WAYS TO ACCIDENTALLY GET BANNED FROM LYFT BY FREAKING YOUR DRIVER THE F-OUT
I'm sorry, "Michael," wherever you are...I love you and still need your services.
- •See list description. You're already half-way there!
- •Rush out to greet your driver in a very "Marissa-Tomei-Rehab-Escapee-Flagging-down-truck-driver-in-Slums-of-Beverly-Hills/ Christine-Baranski-in-one-shot-from-Bowfinger" kind of way, without intending to, or wearing an outfit even remotely resembling either. Also, do not be nearly as good-looking.
- •Sit in back seat, because you feel like it.
- •Give overly-precise directions to your relatively-close destination by force of habit and basic desire for things to "just move along."
- •Once planned route is hastily under-way, begin rummaging through one of your 4 purses. Doesn't matter which one. This is done so calmly as to deny all suspicions of "performativity," but it's kinda "on you" to already be aware that 4 purses will freak anyone out, especially when you're just not going that far.
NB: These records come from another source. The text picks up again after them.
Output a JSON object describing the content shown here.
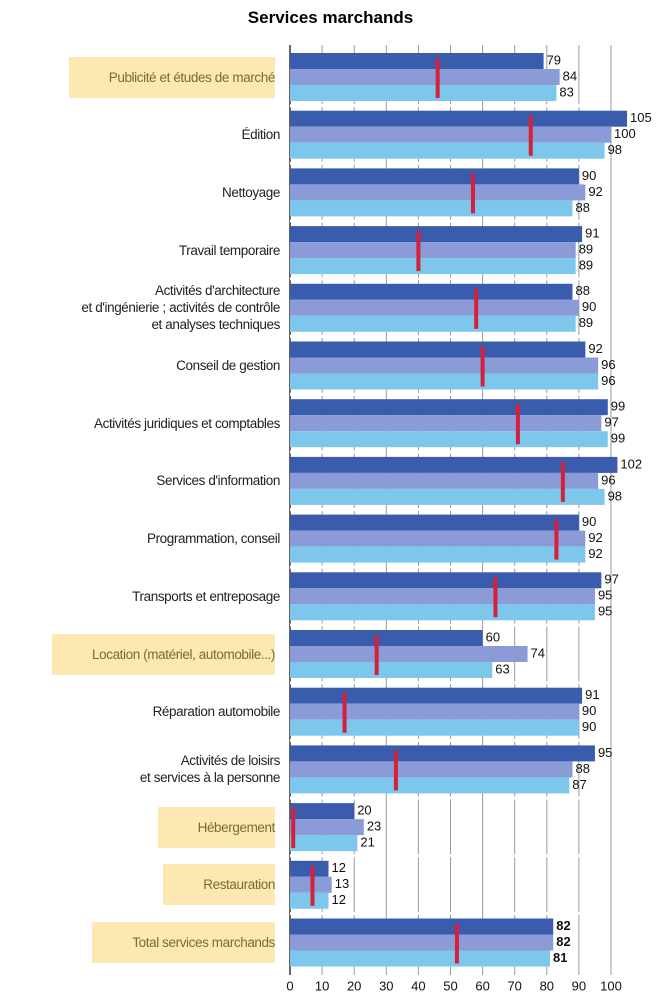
{
  "chart_data": {
    "type": "bar",
    "orientation": "horizontal",
    "title": "Services marchands",
    "categories": [
      "Publicité et études de marché",
      "Édition",
      "Nettoyage",
      "Travail temporaire",
      "Activités d'architecture\net d'ingénierie ; activités de contrôle\net analyses techniques",
      "Conseil de gestion",
      "Activités juridiques et comptables",
      "Services d'information",
      "Programmation, conseil",
      "Transports et entreposage",
      "Location (matériel, automobile...)",
      "Réparation automobile",
      "Activités de loisirs\net services à la personne",
      "Hébergement",
      "Restauration",
      "Total services marchands"
    ],
    "highlight": [
      true,
      false,
      false,
      false,
      false,
      false,
      false,
      false,
      false,
      false,
      true,
      false,
      false,
      true,
      true,
      true
    ],
    "series": [
      {
        "color": "#3a5cad",
        "values": [
          79,
          105,
          90,
          91,
          88,
          92,
          99,
          102,
          90,
          97,
          60,
          91,
          95,
          20,
          12,
          82
        ]
      },
      {
        "color": "#8b9bd7",
        "values": [
          84,
          100,
          92,
          89,
          90,
          96,
          97,
          96,
          92,
          95,
          74,
          90,
          88,
          23,
          13,
          82
        ]
      },
      {
        "color": "#7ec7ec",
        "values": [
          83,
          98,
          88,
          89,
          89,
          96,
          99,
          98,
          92,
          95,
          63,
          90,
          87,
          21,
          12,
          81
        ]
      }
    ],
    "markers": {
      "color": "#d3213c",
      "values": [
        46,
        75,
        57,
        40,
        58,
        60,
        71,
        85,
        83,
        64,
        27,
        17,
        33,
        1,
        7,
        52
      ]
    },
    "xlim": [
      0,
      108
    ],
    "xticks": [
      0,
      10,
      20,
      30,
      40,
      50,
      60,
      70,
      80,
      90,
      100
    ],
    "grid": true
  }
}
- •While keeping your sunglasses on and all the hair you have in the world in front of your face, slowly remove a 30ft-long, neatly-coiled 1/4-in - XLR audio cable and meticulously-examine it for defects. Hold it up to the on-coming sunlight; make its presence known in the rear-view mirror; run your hands over it casually while gazing out the window.
- •Appear to, and in reality be, oblivious to all this until your ride is complete.
- •Tip slightly too-well because you're either in a hurry or bad at math or both.
- •Write a list about it later that will somehow come back to haunt YOU, in return.